Domestic team information
- 1920–1925: Norfolk

Career statistics
| Competition | First-class |
| Matches | 1 |
| Runs scored | 1 |
| Batting average | 0.50 |
| 100s/50s | –/– |
| Top score | 1 |
| Balls bowled | – |
| Wickets | – |
| Bowling average | – |
| 5 wickets in innings | – |
| 10 wickets in match | – |
| Best bowling | – |
| Catches/stumpings | –/– |
- Source: Cricinfo, 25 July 2013

= Richard Carter (cricketer) =

English cricketer

Richard Dring Carter (19 July 1891 – 24 August 1969) was an English cricketer. Born at Hubberts Bridge, Boston, Lincolnshire, Carter was a right-handed batsman.

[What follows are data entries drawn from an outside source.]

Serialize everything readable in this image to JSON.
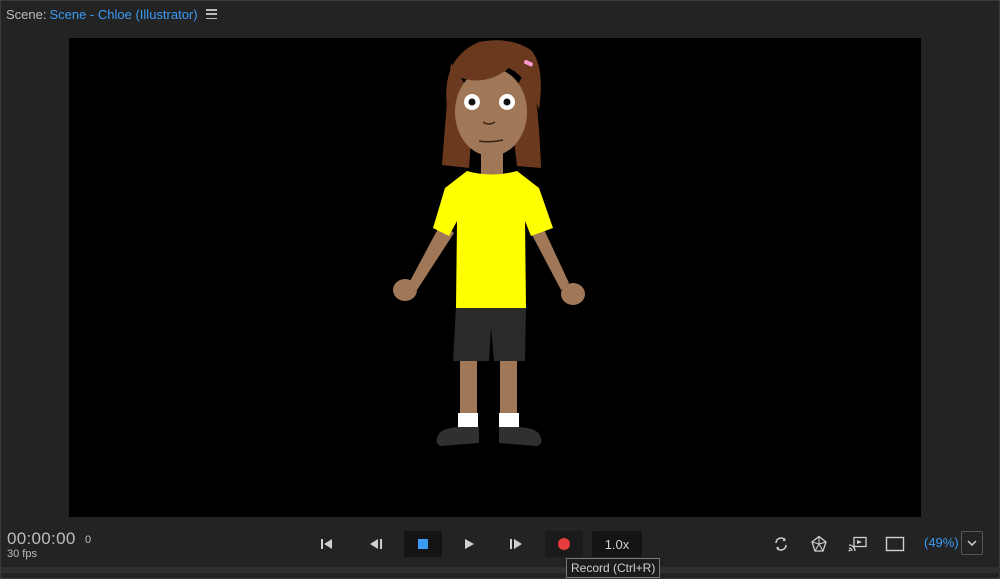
{
  "header": {
    "prefix": "Scene:",
    "scene_name": "Scene - Chloe (Illustrator)",
    "menu_icon": "hamburger-menu-icon"
  },
  "stage": {
    "background": "#000000",
    "character": {
      "hair": "#6b3a1e",
      "skin": "#a07858",
      "shirt": "#ffff00",
      "shorts": "#2a2a2a",
      "socks": "#ffffff",
      "shoes": "#303030",
      "hair_clip": "#ff9ad5"
    }
  },
  "transport": {
    "timecode": "00:00:00",
    "frame": "0",
    "fps": "30 fps",
    "buttons": [
      {
        "icon": "go-to-start-icon"
      },
      {
        "icon": "step-back-icon"
      },
      {
        "icon": "stop-icon"
      },
      {
        "icon": "play-icon"
      },
      {
        "icon": "step-forward-icon"
      },
      {
        "icon": "record-icon"
      }
    ],
    "speed": "1.0x",
    "record_color": "#e83b3b",
    "stop_color": "#3b9bf5"
  },
  "view_tools": {
    "icons": [
      "refresh-icon",
      "wireframe-icon",
      "cast-icon",
      "frame-icon"
    ],
    "zoom": "(49%)",
    "dropdown_icon": "chevron-down-icon"
  },
  "tooltip": {
    "text": "Record (Ctrl+R)"
  }
}
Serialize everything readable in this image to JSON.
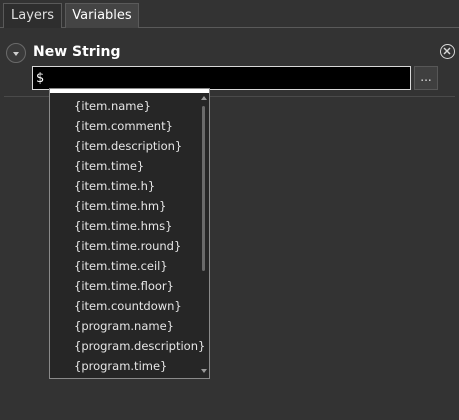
{
  "tabs": [
    {
      "label": "Layers",
      "active": false
    },
    {
      "label": "Variables",
      "active": true
    }
  ],
  "variable": {
    "name": "New String",
    "value": "$",
    "browse_label": "..."
  },
  "dropdown": {
    "items": [
      "{item.name}",
      "{item.comment}",
      "{item.description}",
      "{item.time}",
      "{item.time.h}",
      "{item.time.hm}",
      "{item.time.hms}",
      "{item.time.round}",
      "{item.time.ceil}",
      "{item.time.floor}",
      "{item.countdown}",
      "{program.name}",
      "{program.description}",
      "{program.time}"
    ]
  },
  "icons": {
    "expand": "chevron-down-icon",
    "close": "close-circle-icon",
    "scroll_up": "arrow-up-icon",
    "scroll_down": "arrow-down-icon"
  },
  "colors": {
    "background": "#333333",
    "input_background": "#000000",
    "dropdown_background": "#262626",
    "text": "#e6e6e6"
  }
}
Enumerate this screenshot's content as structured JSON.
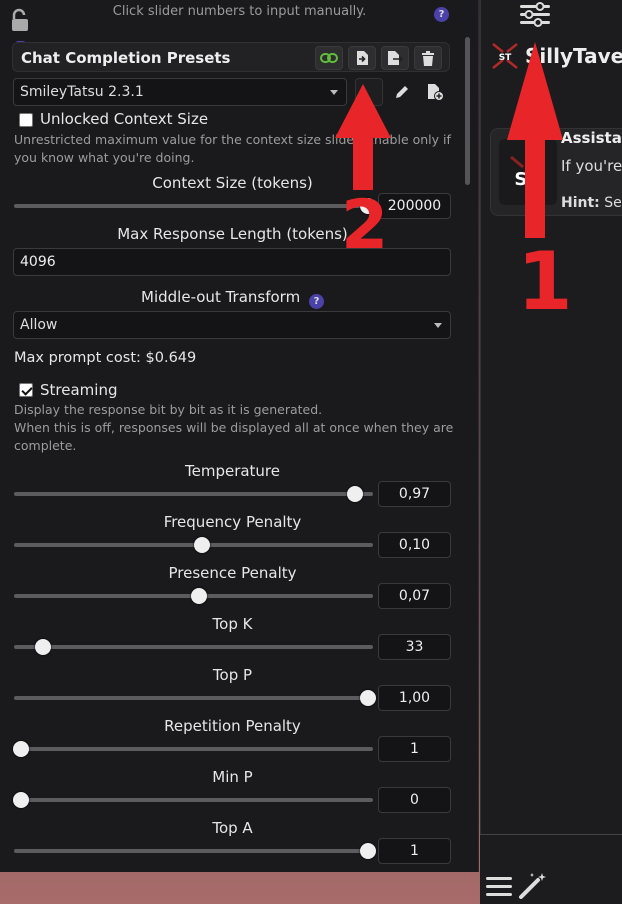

Although born in Lincolnshire and educated at Wellingborough Grammar School, it was for Norfolk that Carter played minor counties cricket for, making his debut for the county against the Essex Second XI in the 1920 Minor Counties Championship. He played minor counties cricket for Norfolk from 1920 to 1925, making 44 appearances. He later made a single first-class appearance for an East of England cricket team against the touring New Zealanders in 1927 at Wisbech Cricket Club Ground. In a match which the New Zealanders won by eight wickets, Carter was dismissed in the East's first-innings by Curly Page for a duck, while in their second-innings he was dismissed for a single run by John Mills.

Later in life, he lived at Crabbs Abbey, Stowbridge, Norfolk. He died at Stowbridge on 24 August 1969. His brother, and later his son, played minor counties cricket for Norfolk.